コメディ・ライト小説 ※倉庫ログ

22 ( No.28 )
日時: 2011/12/05 20:57
名前: すずか (ID: 1u4Yuzgf)

 最終手段として、軽くゆさゆさと揺すってみたら起きた。眠いのとだるいのが相まってか、とんでもなく呆けた顔をしてる。ちょっと口の端から涎出てる。しかしそんな状況でも店長ってイケメンなのな。俺とか寝起き酷いぞ。母親に「いやー……残念だねえ」とかしみじみ言われたぞ。産んだのあなたですよ。
 その呆けた顔で仲矢をしばらく見つめた後、視線だけがこっちに向く。再び仲矢に戻った後、いつもの声でぼそりと、

「……美鈴保にもついに旦那が……。そうか、そろそろ俺は出ていかなければならないのか」
「俺です雄人です旦那じゃないですからそんな悲壮感溢れた顔で布団から這い出してこないでください」
「……ああ、雄人か。もうバイトの時間は終わっているはずだが……」
「夕飯もご馳走してもらうことになりました」
「そうか……。雄人なら風邪も引かないだろうしな」

 この人もオブラートに包んで馬鹿って言いやがった。俺そんなに馬鹿か、店長に言われるぐらい。
 というか、店長結構妹好きだよな。そりゃ俺だって仲矢が妹だったらいくらでも可愛がるけど。親バカ極めるわ。

「じゃじゃーん、鍋焼きうどん!!」
「……おお」

 布団から体を起こし、少し目が輝く店長。さっきから思ってたけど、風邪引いてから感情表現がいつもより大きい。感情のストッパー緩んでんのかな、珍しい表情が見れて結構面白い。

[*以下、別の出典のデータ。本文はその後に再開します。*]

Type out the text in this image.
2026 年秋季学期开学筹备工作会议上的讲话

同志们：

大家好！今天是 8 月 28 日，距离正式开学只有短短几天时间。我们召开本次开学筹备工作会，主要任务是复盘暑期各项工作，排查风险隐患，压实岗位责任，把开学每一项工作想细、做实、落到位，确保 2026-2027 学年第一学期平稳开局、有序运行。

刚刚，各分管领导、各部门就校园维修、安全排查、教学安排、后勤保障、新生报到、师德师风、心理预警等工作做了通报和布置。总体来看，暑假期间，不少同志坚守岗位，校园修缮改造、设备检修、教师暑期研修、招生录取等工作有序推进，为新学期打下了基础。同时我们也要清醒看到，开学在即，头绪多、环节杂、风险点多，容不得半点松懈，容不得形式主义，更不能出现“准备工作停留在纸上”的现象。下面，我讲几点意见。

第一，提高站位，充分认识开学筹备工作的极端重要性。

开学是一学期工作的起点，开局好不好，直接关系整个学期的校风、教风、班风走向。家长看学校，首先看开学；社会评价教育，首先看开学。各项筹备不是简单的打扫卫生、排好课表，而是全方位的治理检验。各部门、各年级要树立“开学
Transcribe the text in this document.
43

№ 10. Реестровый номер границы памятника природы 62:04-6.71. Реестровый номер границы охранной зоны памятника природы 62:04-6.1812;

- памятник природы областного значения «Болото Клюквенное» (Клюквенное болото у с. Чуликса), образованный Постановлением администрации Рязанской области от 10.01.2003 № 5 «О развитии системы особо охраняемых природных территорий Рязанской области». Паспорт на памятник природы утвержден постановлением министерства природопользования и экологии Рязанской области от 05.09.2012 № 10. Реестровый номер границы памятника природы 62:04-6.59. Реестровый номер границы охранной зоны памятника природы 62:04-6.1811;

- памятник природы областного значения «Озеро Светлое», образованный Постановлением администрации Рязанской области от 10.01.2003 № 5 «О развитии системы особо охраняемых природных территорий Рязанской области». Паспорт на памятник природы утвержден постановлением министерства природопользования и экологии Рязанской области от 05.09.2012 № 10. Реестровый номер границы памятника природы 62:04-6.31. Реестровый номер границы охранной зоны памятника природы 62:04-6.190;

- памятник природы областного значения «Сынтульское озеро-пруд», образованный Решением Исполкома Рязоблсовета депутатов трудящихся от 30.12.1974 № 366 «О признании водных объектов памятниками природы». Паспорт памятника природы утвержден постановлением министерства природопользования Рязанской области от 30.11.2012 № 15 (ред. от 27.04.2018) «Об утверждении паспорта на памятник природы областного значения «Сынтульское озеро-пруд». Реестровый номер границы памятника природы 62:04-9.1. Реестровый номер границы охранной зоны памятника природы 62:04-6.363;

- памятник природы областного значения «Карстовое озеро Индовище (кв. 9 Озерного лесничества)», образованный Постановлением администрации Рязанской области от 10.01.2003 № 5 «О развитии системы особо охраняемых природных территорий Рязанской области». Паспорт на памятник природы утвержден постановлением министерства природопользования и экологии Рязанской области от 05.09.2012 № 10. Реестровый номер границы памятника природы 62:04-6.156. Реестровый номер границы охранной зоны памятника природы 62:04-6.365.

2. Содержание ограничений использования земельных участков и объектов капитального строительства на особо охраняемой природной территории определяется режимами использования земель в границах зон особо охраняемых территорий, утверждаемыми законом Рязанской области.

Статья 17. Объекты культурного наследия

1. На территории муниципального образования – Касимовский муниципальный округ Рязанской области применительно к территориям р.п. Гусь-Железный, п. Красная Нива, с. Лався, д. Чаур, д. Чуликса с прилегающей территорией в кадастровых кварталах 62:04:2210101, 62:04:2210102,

「あ、お兄ちゃんは出てこなくていいよ。お布団汚してもいいからそのままで食べてね」
「わかった」

 いそいそと箸を構え、仲矢を見ながら若干ワクワクしている。何かあれみたいだ、待てをされてる犬。そんなに好きなのか、うどん。家にうどん余ってたからまた持ってこようかな。

「いただきまーす」
「「いただきまーす」」

 おお、うめえ!仲矢って料理できるのか、ますますアイドルだな。可愛くて料理上手で天真爛漫。うわマジで嫁にしたい。

「仲矢すげーな、滅茶上手い」
「えへへー、ありがとー。お兄ちゃん直伝だよ」
「料理もできるのか店長!?」
「……両親が死んでからは、ずっと食事を作ってたからな」

 万能すぎる、ほんとに万能すぎる。性格が変なのも人間としての採算を合わせるためな気がしてきた。